This homework has two parts. Part 1 asks you to write your own functions. Part 2 applies hypothesis tests to two real scenarios.
# Q1. Write a function called calculate_area_of_rectangle that takes two parameters
# (length, width) and returns the area (area = length * width).
# Test it with 2 different inputs.
# I used the function function, set the inputs to be length and width, and multiplied them together.
calculate_area_of_rectange <- function(length, width){length*width}
calculate_area_of_rectange(2, 4)
## [1] 8
calculate_area_of_rectange(3, 5)
## [1] 15
# Q2. Write a function called calculate_average that takes a numeric vector and returns
# its average. Handle the case of an empty vector by printing a message.
# (Hint: use if/else and length(x) == 0)
# I used the function function and used if else. I set the if condition to be length(x)==0 and the output to be a pasted message. I set the other condition to output the sum of the vector divided by its length.
calculate_average <- function(x){
if(length(x)==0){
paste("The vector is empty")
}
else{
sum(x)/length(x)
}
}
calculate_average(c())
## [1] "The vector is empty"
calculate_average(c(2,5,2))
## [1] 3
# Q3. Write a function called check_even_odd that takes an integer and prints whether
# it is "Even" or "Odd".
# Test it on 14 and 27.
# (Hint: use the %% modulus operator)
# I used the function function and if else. I set the if condition to be if there is no remained when dividing the input by 2 and the output to be "even." The output of the else condition is "odd."
check_even_odd <- function(x){
if(x%%2==0){
paste("Even")
}
else{
paste("Odd")
}
}
check_even_odd(5)
## [1] "Odd"
check_even_odd(284)
## [1] "Even"
In 2017, of the 144,790 students who took the AP Biology exam, 84,200 were female. That same year, of the 211,693 students who took the AP Calculus AB exam, 102,598 were female.
Is there enough evidence to show that the proportion of female students taking the Biology exam is HIGHER than the proportion taking the Calculus AB exam? Test at the 5% level.
State your hypotheses:
# Q4. Run the appropriate two-proportion test.
# (Hint: prop.test(c(84200, 102598), c(144790, 211693), alternative = "greater"))
# Following directions given in the hint.
prop.test(c(84200, 102598), c(144790, 211693), alternative = "greater")
##
## 2-sample test for equality of proportions with continuity correction
##
## data: c(84200, 102598) out of c(144790, 211693)
## X-squared = 3234.9, df = 1, p-value < 2.2e-16
## alternative hypothesis: greater
## 95 percent confidence interval:
## 0.09408942 1.00000000
## sample estimates:
## prop 1 prop 2
## 0.5815319 0.4846547
# Q5. What is the p-value? At α = 0.05, do you reject H₀?

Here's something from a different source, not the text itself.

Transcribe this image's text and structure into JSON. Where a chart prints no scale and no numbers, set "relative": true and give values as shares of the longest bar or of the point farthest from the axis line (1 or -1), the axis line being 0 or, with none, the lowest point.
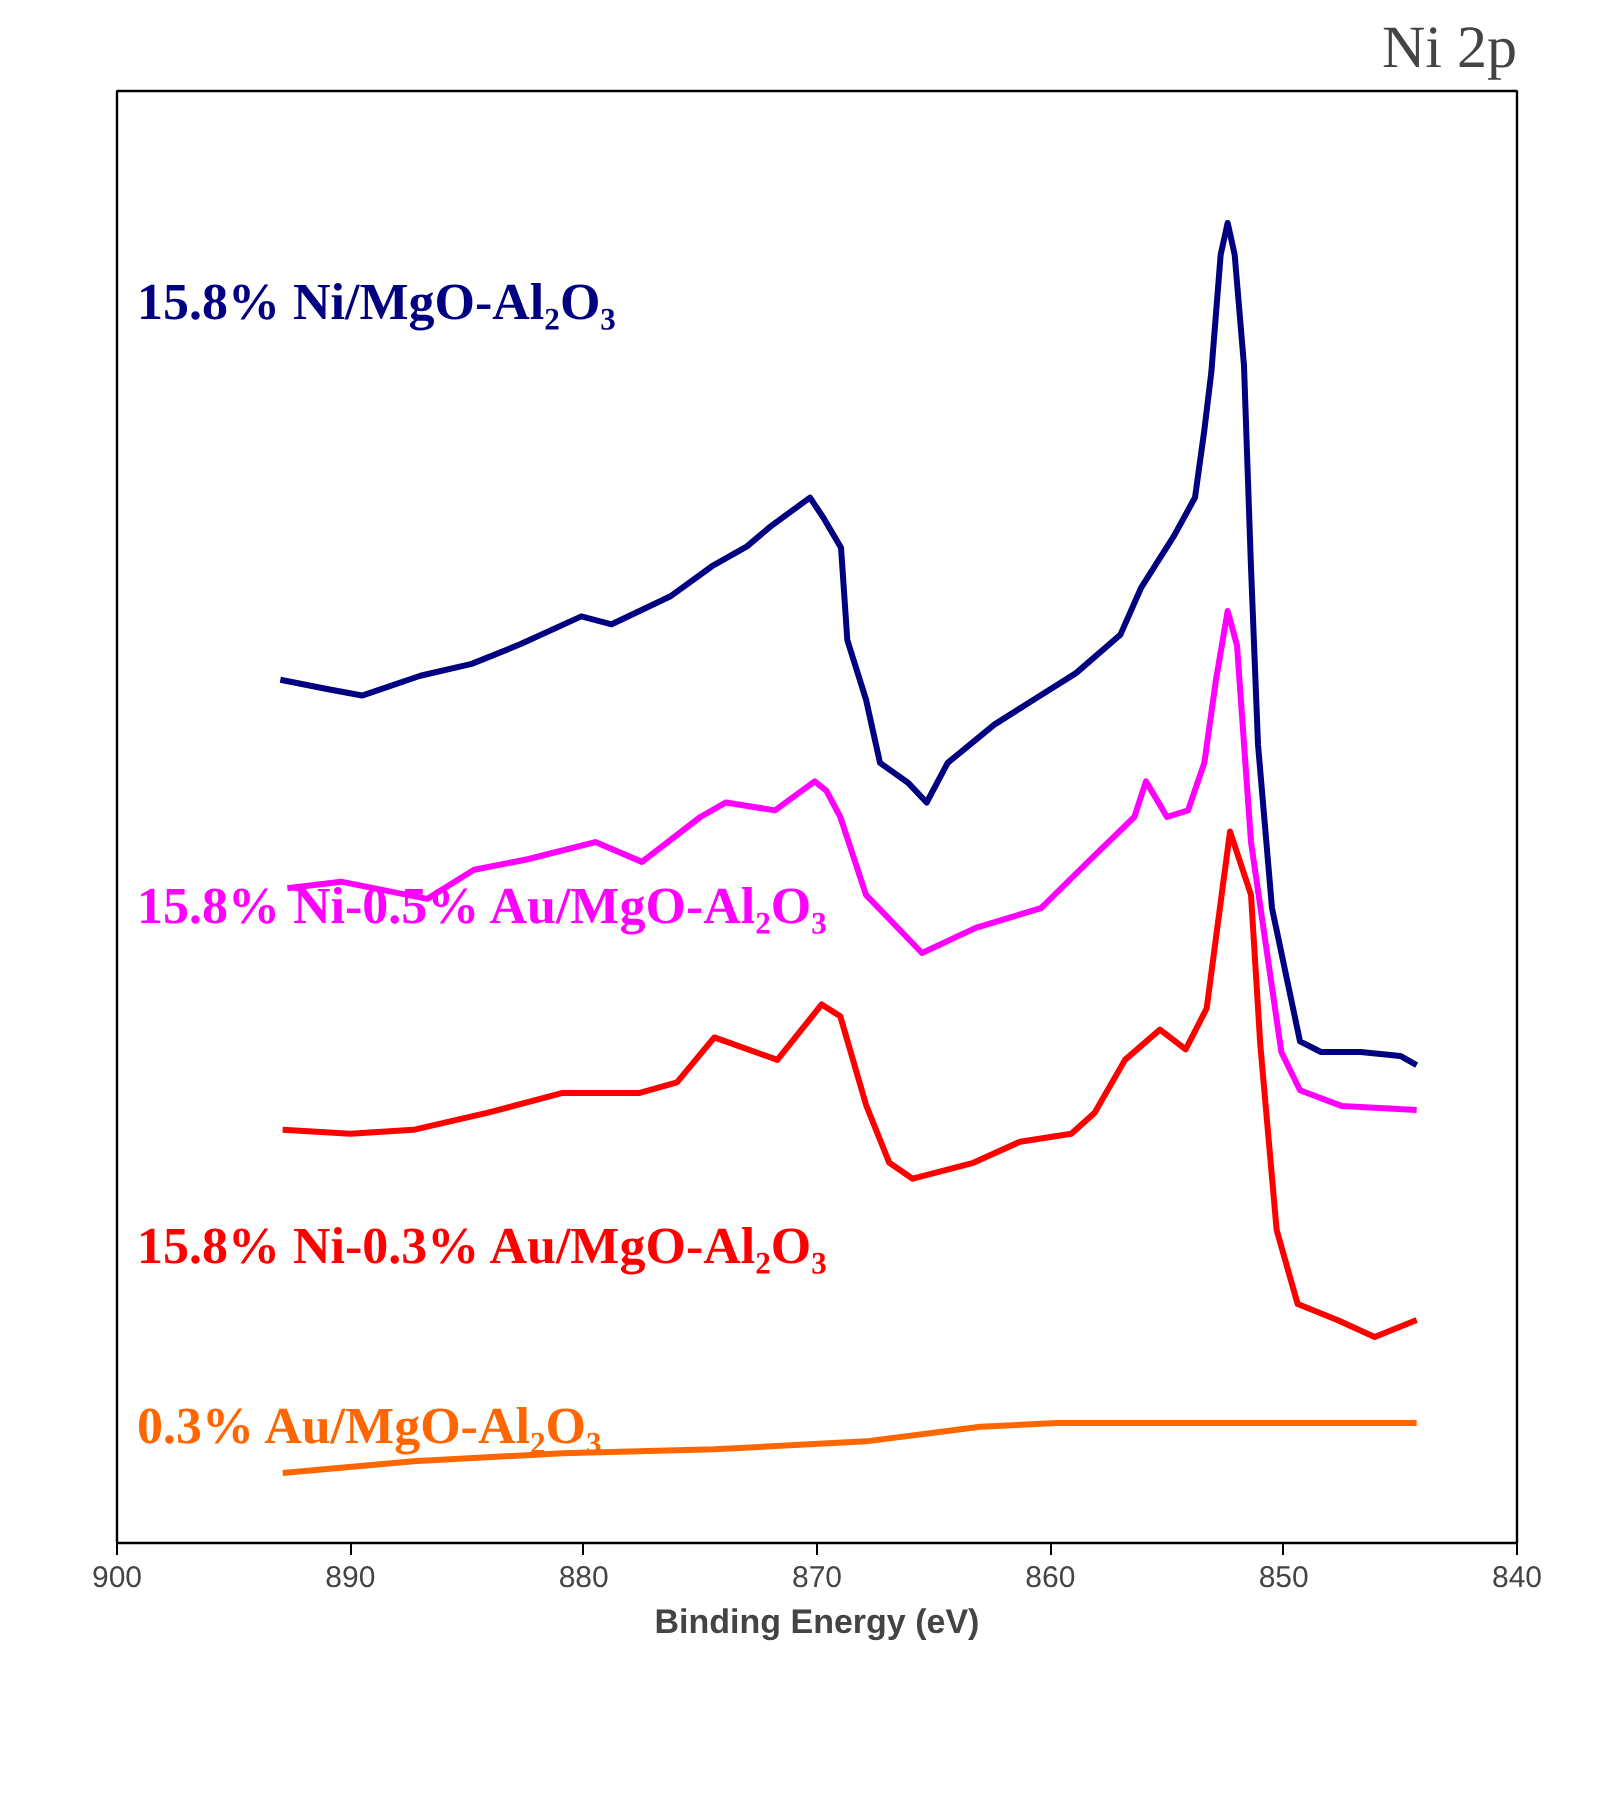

# If p < α, then we reject H₀.
# p < 2.2e-16, yes we reject H₀.
Q6. Write your conclusion in plain English (one or two sentences): We have strong evidence to suggest that the proportion of female students that took the Biology exam is higher than the proportion of female students that took the Calculus AB exam (p < 2.2e-16). —
A vitamin K shot is given to infants soon after birth. Researchers want to see if how the infants are handled can reduce the pain. They measured how long (in seconds) the infant cried after the shot. One group received the shot the conventional way; the other group received it while the mother held the infant.
Is there enough evidence to show that infants cried LESS on average when held by their mothers vs. the conventional method? Test at the 5% level.

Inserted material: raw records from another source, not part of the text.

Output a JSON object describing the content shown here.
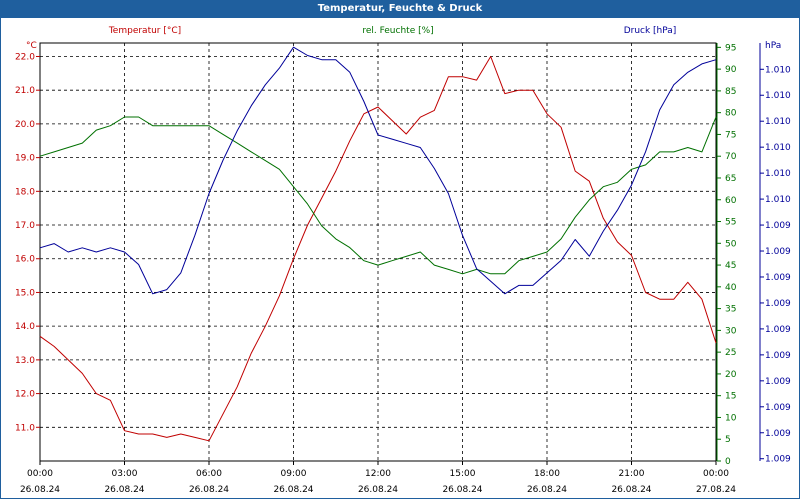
{
  "window": {
    "title": "Temperatur, Feuchte & Druck"
  },
  "colors": {
    "temperature": "#c00000",
    "humidity": "#007000",
    "pressure": "#000099",
    "grid": "#000000",
    "titlebar": "#1f5f9e"
  },
  "chart_data": {
    "type": "line",
    "title": "Temperatur, Feuchte & Druck",
    "x_ticks": [
      {
        "time": "00:00",
        "date": "26.08.24"
      },
      {
        "time": "03:00",
        "date": "26.08.24"
      },
      {
        "time": "06:00",
        "date": "26.08.24"
      },
      {
        "time": "09:00",
        "date": "26.08.24"
      },
      {
        "time": "12:00",
        "date": "26.08.24"
      },
      {
        "time": "15:00",
        "date": "26.08.24"
      },
      {
        "time": "18:00",
        "date": "26.08.24"
      },
      {
        "time": "21:00",
        "date": "26.08.24"
      },
      {
        "time": "00:00",
        "date": "27.08.24"
      }
    ],
    "xlim": [
      0,
      24
    ],
    "axes": {
      "temperature": {
        "label": "Temperatur [°C]",
        "unit": "°C",
        "ylim": [
          10.0,
          22.4
        ],
        "ticks": [
          "11.0",
          "12.0",
          "13.0",
          "14.0",
          "15.0",
          "16.0",
          "17.0",
          "18.0",
          "19.0",
          "20.0",
          "21.0",
          "22.0"
        ]
      },
      "humidity": {
        "label": "rel. Feuchte [%]",
        "unit": "%",
        "ylim": [
          0,
          96
        ],
        "ticks": [
          "0",
          "5",
          "10",
          "15",
          "20",
          "25",
          "30",
          "35",
          "40",
          "45",
          "50",
          "55",
          "60",
          "65",
          "70",
          "75",
          "80",
          "85",
          "90",
          "95"
        ]
      },
      "pressure": {
        "label": "Druck [hPa]",
        "unit": "hPa",
        "ylim": [
          0,
          10.0
        ],
        "ticks": [
          "1.009",
          "1.009",
          "1.009",
          "1.009",
          "1.009",
          "1.009",
          "1.009",
          "1.009",
          "1.009",
          "1.009",
          "1.010",
          "1.010",
          "1.010",
          "1.010",
          "1.010",
          "1.010"
        ]
      }
    },
    "series": [
      {
        "name": "Temperatur [°C]",
        "axis": "temperature",
        "x": [
          0,
          0.5,
          1,
          1.5,
          2,
          2.5,
          3,
          3.5,
          4,
          4.5,
          5,
          5.5,
          6,
          6.5,
          7,
          7.5,
          8,
          8.5,
          9,
          9.5,
          10,
          10.5,
          11,
          11.5,
          12,
          12.5,
          13,
          13.5,
          14,
          14.5,
          15,
          15.5,
          16,
          16.5,
          17,
          17.5,
          18,
          18.5,
          19,
          19.5,
          20,
          20.5,
          21,
          21.5,
          22,
          22.5,
          23,
          23.5,
          24
        ],
        "values": [
          13.7,
          13.4,
          13.0,
          12.6,
          12.0,
          11.8,
          10.9,
          10.8,
          10.8,
          10.7,
          10.8,
          10.7,
          10.6,
          11.4,
          12.2,
          13.2,
          14.0,
          14.9,
          16.0,
          17.0,
          17.8,
          18.6,
          19.5,
          20.3,
          20.5,
          20.1,
          19.7,
          20.2,
          20.4,
          21.4,
          21.4,
          21.3,
          22.0,
          20.9,
          21.0,
          21.0,
          20.3,
          19.9,
          18.6,
          18.3,
          17.2,
          16.5,
          16.1,
          15.0,
          14.8,
          14.8,
          15.3,
          14.8,
          13.5
        ]
      },
      {
        "name": "rel. Feuchte [%]",
        "axis": "humidity",
        "x": [
          0,
          0.5,
          1,
          1.5,
          2,
          2.5,
          3,
          3.5,
          4,
          4.5,
          5,
          5.5,
          6,
          6.5,
          7,
          7.5,
          8,
          8.5,
          9,
          9.5,
          10,
          10.5,
          11,
          11.5,
          12,
          12.5,
          13,
          13.5,
          14,
          14.5,
          15,
          15.5,
          16,
          16.5,
          17,
          17.5,
          18,
          18.5,
          19,
          19.5,
          20,
          20.5,
          21,
          21.5,
          22,
          22.5,
          23,
          23.5,
          24
        ],
        "values": [
          70,
          71,
          72,
          73,
          76,
          77,
          79,
          79,
          77,
          77,
          77,
          77,
          77,
          75,
          73,
          71,
          69,
          67,
          63,
          59,
          54,
          51,
          49,
          46,
          45,
          46,
          47,
          48,
          45,
          44,
          43,
          44,
          43,
          43,
          46,
          47,
          48,
          51,
          56,
          60,
          63,
          64,
          67,
          68,
          71,
          71,
          72,
          71,
          79
        ]
      },
      {
        "name": "Druck [hPa]",
        "axis": "pressure",
        "x": [
          0,
          0.5,
          1,
          1.5,
          2,
          2.5,
          3,
          3.5,
          4,
          4.5,
          5,
          5.5,
          6,
          6.5,
          7,
          7.5,
          8,
          8.5,
          9,
          9.5,
          10,
          10.5,
          11,
          11.5,
          12,
          12.5,
          13,
          13.5,
          14,
          14.5,
          15,
          15.5,
          16,
          16.5,
          17,
          17.5,
          18,
          18.5,
          19,
          19.5,
          20,
          20.5,
          21,
          21.5,
          22,
          22.5,
          23,
          23.5,
          24
        ],
        "values": [
          5.1,
          5.2,
          5.0,
          5.1,
          5.0,
          5.1,
          5.0,
          4.7,
          4.0,
          4.1,
          4.5,
          5.4,
          6.4,
          7.2,
          7.9,
          8.5,
          9.0,
          9.4,
          9.9,
          9.7,
          9.6,
          9.6,
          9.3,
          8.6,
          7.8,
          7.7,
          7.6,
          7.5,
          7.0,
          6.4,
          5.4,
          4.6,
          4.3,
          4.0,
          4.2,
          4.2,
          4.5,
          4.8,
          5.3,
          4.9,
          5.5,
          6.0,
          6.6,
          7.4,
          8.4,
          9.0,
          9.3,
          9.5,
          9.6
        ]
      }
    ]
  }
}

Old <- c(63, 0, 2, 46, 33, 33, 29, 23, 11, 12, 48, 15, 33, 14, 51,
37, 24, 70, 63, 0, 73, 39, 54, 52, 39, 34, 30, 55, 58, 18)
New <- c(0, 32, 20, 23, 14, 19, 60, 59, 64, 64, 72, 50, 44, 14, 10,
58, 19, 41, 17, 5, 36, 73, 19, 46, 9, 43, 73, 27, 25, 18)
State your hypotheses:
# Q7. Run a paired t-test.
# (Hint: t.test(Old, New, paired = TRUE))

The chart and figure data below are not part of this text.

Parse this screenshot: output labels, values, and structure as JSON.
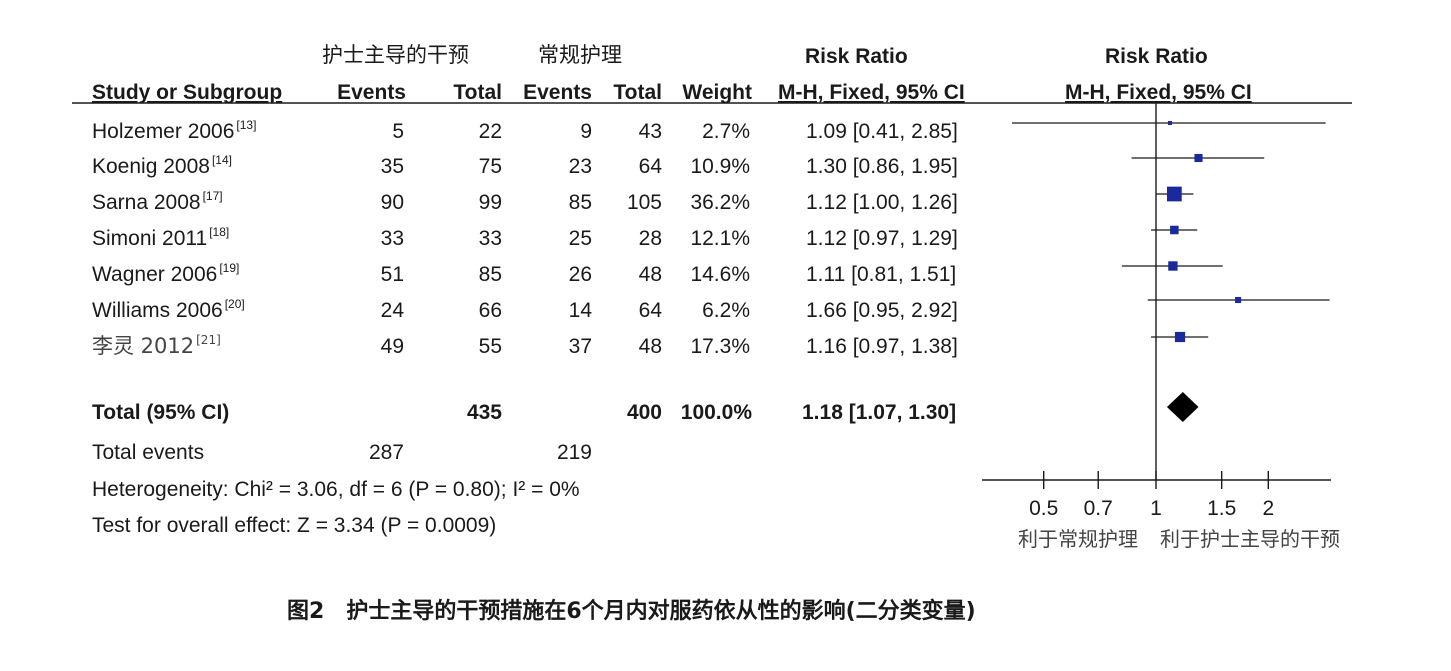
{
  "header": {
    "group1": "护士主导的干预",
    "group2": "常规护理",
    "rr_top_left": "Risk Ratio",
    "rr_top_right": "Risk Ratio",
    "study_col": "Study or Subgroup",
    "events1": "Events",
    "total1": "Total",
    "events2": "Events",
    "total2": "Total",
    "weight": "Weight",
    "method_left": "M-H, Fixed, 95% CI",
    "method_right": "M-H, Fixed, 95% CI"
  },
  "rows": [
    {
      "study": "Holzemer 2006",
      "ref": "[13]",
      "e1": "5",
      "t1": "22",
      "e2": "9",
      "t2": "43",
      "weight": "2.7%",
      "ci": "1.09 [0.41, 2.85]"
    },
    {
      "study": "Koenig 2008",
      "ref": "[14]",
      "e1": "35",
      "t1": "75",
      "e2": "23",
      "t2": "64",
      "weight": "10.9%",
      "ci": "1.30 [0.86, 1.95]"
    },
    {
      "study": "Sarna 2008",
      "ref": "[17]",
      "e1": "90",
      "t1": "99",
      "e2": "85",
      "t2": "105",
      "weight": "36.2%",
      "ci": "1.12 [1.00, 1.26]"
    },
    {
      "study": "Simoni 2011",
      "ref": "[18]",
      "e1": "33",
      "t1": "33",
      "e2": "25",
      "t2": "28",
      "weight": "12.1%",
      "ci": "1.12 [0.97, 1.29]"
    },
    {
      "study": "Wagner 2006",
      "ref": "[19]",
      "e1": "51",
      "t1": "85",
      "e2": "26",
      "t2": "48",
      "weight": "14.6%",
      "ci": "1.11 [0.81, 1.51]"
    },
    {
      "study": "Williams 2006",
      "ref": "[20]",
      "e1": "24",
      "t1": "66",
      "e2": "14",
      "t2": "64",
      "weight": "6.2%",
      "ci": "1.66 [0.95, 2.92]"
    },
    {
      "study": "李灵 2012",
      "ref": "[21]",
      "e1": "49",
      "t1": "55",
      "e2": "37",
      "t2": "48",
      "weight": "17.3%",
      "ci": "1.16 [0.97, 1.38]"
    }
  ],
  "total": {
    "label": "Total (95% CI)",
    "t1": "435",
    "t2": "400",
    "weight": "100.0%",
    "ci": "1.18 [1.07, 1.30]"
  },
  "total_events": {
    "label": "Total events",
    "e1": "287",
    "e2": "219"
  },
  "heterogeneity": "Heterogeneity: Chi² = 3.06, df = 6 (P = 0.80); I² = 0%",
  "overall_effect": "Test for overall effect: Z = 3.34 (P = 0.0009)",
  "axis": {
    "favours_left": "利于常规护理",
    "favours_right": "利于护士主导的干预"
  },
  "caption": {
    "figure_no": "图2",
    "title": "护士主导的干预措施在6个月内对服药依从性的影响(二分类变量)"
  },
  "colors": {
    "square": "#1a2a9c",
    "diamond": "#000000",
    "line": "#1a1a1a"
  },
  "chart_data": {
    "type": "forest",
    "scale": "log",
    "xlim": [
      0.45,
      3.0
    ],
    "ticks": [
      0.5,
      0.7,
      1,
      1.5,
      2
    ],
    "tick_labels": [
      "0.5",
      "0.7",
      "1",
      "1.5",
      "2"
    ],
    "reference_line": 1,
    "studies": [
      {
        "name": "Holzemer 2006",
        "rr": 1.09,
        "lo": 0.41,
        "hi": 2.85,
        "weight": 2.7
      },
      {
        "name": "Koenig 2008",
        "rr": 1.3,
        "lo": 0.86,
        "hi": 1.95,
        "weight": 10.9
      },
      {
        "name": "Sarna 2008",
        "rr": 1.12,
        "lo": 1.0,
        "hi": 1.26,
        "weight": 36.2
      },
      {
        "name": "Simoni 2011",
        "rr": 1.12,
        "lo": 0.97,
        "hi": 1.29,
        "weight": 12.1
      },
      {
        "name": "Wagner 2006",
        "rr": 1.11,
        "lo": 0.81,
        "hi": 1.51,
        "weight": 14.6
      },
      {
        "name": "Williams 2006",
        "rr": 1.66,
        "lo": 0.95,
        "hi": 2.92,
        "weight": 6.2
      },
      {
        "name": "李灵 2012",
        "rr": 1.16,
        "lo": 0.97,
        "hi": 1.38,
        "weight": 17.3
      }
    ],
    "pooled": {
      "rr": 1.18,
      "lo": 1.07,
      "hi": 1.3
    }
  }
}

# Following the directions given in the hint.
t.test(Old, New, paired = TRUE)
##
## Paired t-test
##
## data: Old and New
## t = 0.028519, df = 29, p-value = 0.9774
## alternative hypothesis: true mean difference is not equal to 0
## 95 percent confidence interval:
## -11.78558 12.11892
## sample estimates:
## mean difference
## 0.1666667
# Q8. What is the p-value? At α = 0.05, do you reject H₀?
# If p < α, then we reject H₀.
# p = 0.9774, no we do not reject H₀.
Q9. Write your conclusion in plain English. Does the data support the claim that the new method reduces crying time? No, we do not have enough evidence to conclude that mothers holding the infant reduces crying time compared to the conventional method (p = 0.9774).